SBI Holdings Inc. said Friday it will extend its unsolicited tender offer for Shinsei Bank by one month if the bank meets conditions set for it after a hostile takeover bid by the major online financial group raised tensions between the parties.
SBI demanded Shinsei not attempt to buy time by posing “low-priority” questions, and that it hold an extraordinary shareholders’ meeting as soon as possible and in an equitable manner.
If these conditions are met, the tender offer period will be pushed to Nov. 24, rather than until the current Oct. 25, SBI said in response to Shinsei’s earlier request for an extension to Dec. 8.
Last week, Shinsei launched an attempt to fend off the takeover by coming up with a plan to dilute SBI’s holdings through the issuance of shares to other existing shareholders.

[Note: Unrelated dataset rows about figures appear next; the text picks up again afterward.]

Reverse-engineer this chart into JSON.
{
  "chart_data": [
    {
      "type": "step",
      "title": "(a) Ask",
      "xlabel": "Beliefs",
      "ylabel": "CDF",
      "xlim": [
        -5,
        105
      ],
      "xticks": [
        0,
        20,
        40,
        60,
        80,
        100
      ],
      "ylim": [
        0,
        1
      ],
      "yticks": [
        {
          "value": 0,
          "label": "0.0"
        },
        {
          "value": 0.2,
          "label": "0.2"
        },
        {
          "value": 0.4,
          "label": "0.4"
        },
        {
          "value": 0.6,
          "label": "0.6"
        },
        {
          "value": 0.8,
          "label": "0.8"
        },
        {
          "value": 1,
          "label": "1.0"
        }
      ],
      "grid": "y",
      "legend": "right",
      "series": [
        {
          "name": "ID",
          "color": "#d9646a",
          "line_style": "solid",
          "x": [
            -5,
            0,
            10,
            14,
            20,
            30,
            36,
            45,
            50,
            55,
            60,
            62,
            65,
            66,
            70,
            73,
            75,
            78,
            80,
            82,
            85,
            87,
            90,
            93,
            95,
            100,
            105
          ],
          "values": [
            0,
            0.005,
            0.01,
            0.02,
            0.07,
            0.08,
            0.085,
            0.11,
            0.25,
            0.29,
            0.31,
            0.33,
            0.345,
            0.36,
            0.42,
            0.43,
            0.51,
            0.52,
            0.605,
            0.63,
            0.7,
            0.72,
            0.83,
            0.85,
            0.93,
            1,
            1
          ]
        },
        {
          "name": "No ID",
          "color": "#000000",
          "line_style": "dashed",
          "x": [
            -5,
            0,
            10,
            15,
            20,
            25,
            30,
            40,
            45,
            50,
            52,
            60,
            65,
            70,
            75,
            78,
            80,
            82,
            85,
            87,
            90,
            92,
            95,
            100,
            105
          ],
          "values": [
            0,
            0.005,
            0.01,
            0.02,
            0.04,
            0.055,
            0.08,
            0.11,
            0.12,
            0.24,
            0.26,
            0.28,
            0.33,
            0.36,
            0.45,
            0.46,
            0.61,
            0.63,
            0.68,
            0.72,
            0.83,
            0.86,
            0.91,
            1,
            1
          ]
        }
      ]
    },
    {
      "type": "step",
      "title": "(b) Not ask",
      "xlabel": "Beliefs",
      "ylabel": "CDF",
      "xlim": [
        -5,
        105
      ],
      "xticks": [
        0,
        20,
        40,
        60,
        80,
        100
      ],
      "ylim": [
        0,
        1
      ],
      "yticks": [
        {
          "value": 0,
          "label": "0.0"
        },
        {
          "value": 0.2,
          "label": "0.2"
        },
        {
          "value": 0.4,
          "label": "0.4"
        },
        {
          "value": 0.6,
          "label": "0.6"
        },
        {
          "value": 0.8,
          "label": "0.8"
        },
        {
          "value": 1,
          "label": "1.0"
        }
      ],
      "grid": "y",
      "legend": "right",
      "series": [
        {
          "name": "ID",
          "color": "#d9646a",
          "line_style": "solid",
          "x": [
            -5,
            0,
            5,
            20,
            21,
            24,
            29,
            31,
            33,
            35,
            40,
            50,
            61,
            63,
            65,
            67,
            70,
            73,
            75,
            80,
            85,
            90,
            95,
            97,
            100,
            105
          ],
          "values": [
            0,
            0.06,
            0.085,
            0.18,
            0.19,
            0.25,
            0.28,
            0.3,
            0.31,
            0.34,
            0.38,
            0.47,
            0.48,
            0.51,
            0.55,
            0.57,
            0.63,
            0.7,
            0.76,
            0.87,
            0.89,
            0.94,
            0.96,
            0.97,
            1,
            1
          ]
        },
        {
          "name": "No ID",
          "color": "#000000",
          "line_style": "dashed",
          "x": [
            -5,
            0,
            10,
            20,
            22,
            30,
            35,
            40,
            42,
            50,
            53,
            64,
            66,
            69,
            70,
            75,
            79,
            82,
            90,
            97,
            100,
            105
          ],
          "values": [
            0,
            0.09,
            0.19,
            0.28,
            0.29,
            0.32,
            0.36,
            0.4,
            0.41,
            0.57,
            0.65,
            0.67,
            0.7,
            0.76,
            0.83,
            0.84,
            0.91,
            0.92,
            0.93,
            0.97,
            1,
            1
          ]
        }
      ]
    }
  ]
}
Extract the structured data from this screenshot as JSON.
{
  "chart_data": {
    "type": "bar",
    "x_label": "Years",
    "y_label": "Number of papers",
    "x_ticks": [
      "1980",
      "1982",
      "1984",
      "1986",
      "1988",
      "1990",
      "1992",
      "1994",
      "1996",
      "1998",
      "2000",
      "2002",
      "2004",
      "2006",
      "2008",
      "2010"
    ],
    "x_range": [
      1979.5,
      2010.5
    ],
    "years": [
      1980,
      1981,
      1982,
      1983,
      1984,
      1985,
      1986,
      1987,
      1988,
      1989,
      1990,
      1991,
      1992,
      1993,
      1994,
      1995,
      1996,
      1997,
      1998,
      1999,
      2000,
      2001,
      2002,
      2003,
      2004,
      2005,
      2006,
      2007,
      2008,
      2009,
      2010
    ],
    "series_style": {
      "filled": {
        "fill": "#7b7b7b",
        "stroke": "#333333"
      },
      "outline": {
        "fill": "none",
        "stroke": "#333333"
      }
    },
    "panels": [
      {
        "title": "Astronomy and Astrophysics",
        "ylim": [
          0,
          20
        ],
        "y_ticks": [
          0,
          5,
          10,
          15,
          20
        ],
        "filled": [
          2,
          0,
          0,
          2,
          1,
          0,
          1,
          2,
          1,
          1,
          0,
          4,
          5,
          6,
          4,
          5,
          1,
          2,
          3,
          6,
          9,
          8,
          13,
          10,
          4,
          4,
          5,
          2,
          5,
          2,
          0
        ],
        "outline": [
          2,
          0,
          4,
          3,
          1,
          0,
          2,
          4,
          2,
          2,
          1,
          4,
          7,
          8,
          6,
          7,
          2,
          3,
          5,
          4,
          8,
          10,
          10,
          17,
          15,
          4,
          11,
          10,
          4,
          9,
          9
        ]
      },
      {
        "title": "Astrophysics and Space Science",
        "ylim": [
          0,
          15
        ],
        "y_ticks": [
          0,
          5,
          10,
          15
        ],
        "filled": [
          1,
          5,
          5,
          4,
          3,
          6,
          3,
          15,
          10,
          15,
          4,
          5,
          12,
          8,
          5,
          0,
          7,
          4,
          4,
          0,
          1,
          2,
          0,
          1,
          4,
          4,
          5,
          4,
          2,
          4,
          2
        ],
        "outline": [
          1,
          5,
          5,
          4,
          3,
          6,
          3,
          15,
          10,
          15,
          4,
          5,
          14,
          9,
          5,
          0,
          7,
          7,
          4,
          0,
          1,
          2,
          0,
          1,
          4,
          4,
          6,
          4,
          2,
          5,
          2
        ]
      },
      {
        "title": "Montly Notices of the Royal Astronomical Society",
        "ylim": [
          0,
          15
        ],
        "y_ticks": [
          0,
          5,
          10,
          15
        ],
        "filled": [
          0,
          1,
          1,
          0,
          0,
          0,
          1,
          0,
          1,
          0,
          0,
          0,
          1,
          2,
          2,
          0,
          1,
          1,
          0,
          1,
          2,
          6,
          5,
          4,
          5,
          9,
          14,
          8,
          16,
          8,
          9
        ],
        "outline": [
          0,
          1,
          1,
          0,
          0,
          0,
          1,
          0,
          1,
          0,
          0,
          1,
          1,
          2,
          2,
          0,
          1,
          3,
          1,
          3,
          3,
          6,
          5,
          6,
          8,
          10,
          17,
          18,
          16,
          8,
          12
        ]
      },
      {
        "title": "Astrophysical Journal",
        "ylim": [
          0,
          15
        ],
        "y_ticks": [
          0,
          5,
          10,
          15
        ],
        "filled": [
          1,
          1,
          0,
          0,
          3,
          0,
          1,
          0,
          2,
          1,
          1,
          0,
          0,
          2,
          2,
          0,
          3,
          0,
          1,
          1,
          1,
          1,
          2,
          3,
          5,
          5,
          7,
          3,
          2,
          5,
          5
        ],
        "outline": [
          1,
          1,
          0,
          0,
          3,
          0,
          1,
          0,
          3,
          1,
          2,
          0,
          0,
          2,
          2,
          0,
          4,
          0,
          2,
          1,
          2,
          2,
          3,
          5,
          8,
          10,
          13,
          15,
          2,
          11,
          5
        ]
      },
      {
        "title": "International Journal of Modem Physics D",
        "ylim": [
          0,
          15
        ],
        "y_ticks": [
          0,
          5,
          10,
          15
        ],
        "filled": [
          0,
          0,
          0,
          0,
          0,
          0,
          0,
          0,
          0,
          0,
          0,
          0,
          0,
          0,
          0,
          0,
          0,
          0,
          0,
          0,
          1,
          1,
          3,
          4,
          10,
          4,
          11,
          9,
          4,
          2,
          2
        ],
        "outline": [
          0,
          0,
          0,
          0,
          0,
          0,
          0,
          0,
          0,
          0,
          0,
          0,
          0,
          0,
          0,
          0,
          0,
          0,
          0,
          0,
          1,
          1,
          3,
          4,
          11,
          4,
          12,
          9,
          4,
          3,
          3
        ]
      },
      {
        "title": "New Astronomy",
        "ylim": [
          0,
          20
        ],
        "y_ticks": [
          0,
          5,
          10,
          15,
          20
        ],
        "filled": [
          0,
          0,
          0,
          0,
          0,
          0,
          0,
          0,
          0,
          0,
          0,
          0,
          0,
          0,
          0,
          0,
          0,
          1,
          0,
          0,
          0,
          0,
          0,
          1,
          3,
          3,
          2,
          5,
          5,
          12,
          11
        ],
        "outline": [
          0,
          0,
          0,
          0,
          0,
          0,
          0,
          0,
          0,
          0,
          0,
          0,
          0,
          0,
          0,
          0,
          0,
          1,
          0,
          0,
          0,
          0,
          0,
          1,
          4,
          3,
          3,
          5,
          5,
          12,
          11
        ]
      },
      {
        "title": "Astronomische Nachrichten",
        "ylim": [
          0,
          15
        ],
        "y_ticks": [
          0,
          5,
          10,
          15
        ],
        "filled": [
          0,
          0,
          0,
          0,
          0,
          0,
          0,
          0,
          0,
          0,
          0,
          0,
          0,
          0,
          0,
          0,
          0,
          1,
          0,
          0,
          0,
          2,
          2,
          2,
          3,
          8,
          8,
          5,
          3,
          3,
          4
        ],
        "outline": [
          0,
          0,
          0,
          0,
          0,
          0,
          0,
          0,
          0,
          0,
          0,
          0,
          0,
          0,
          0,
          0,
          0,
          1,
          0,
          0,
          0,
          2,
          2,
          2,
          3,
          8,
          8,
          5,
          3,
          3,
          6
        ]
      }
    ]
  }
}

Shinsei is seeking shareholder approval for the move.
SBI hopes to raise its stake in Shinsei from the current 20% to as high as 48% through a tender offer launched in early September, offering ¥2,000 ($18) a share, sharply higher than Shinsei’s current share price which was ¥1,879 at the close of the market on Friday.
SBI said Shinsei should hold the extraordinary shareholders’ meeting no later than Nov. 17 and the financial group should be allowed to exercise its voting rights. If Shinsei’s defense measure is voted down, SBI will extend the duration of the tender offer.
The dilution attempt drew immediate criticism from SBI, which said it would be a negative for all Shinsei shareholders. SBI said it has already provided sufficient information to allow shareholders to make an educated decision on whether to sell their shares in the tender offer.
Responding to questions by Shinsei, SBI said Friday the planned takeover, which would replace some or all of the current Shinsei management, will increase Shinsei’s value and enable it to repay massive sums of public money it had earlier received.
In another round of back and forth, SBI urged Shinsei to explain why it has failed to repay public funds and to provide evidence its road map to improvements in enterprise value is likely to deliver better results than SBI’s.
The government injected around ¥370 billion into Shinsei following its predecessor’s collapse in 1998. Focus has now shifted to whether the government, which owns around 20% of the bank, will tender its shares.
Led by CEO Yoshitaka Kitao, SBI has an ambitious goal to become Japan’s fourth megabank after MUFG Bank, Sumitomo Mitsui Banking Corp. and Mizuho Bank. He also sees the need for regional banks to reorganize.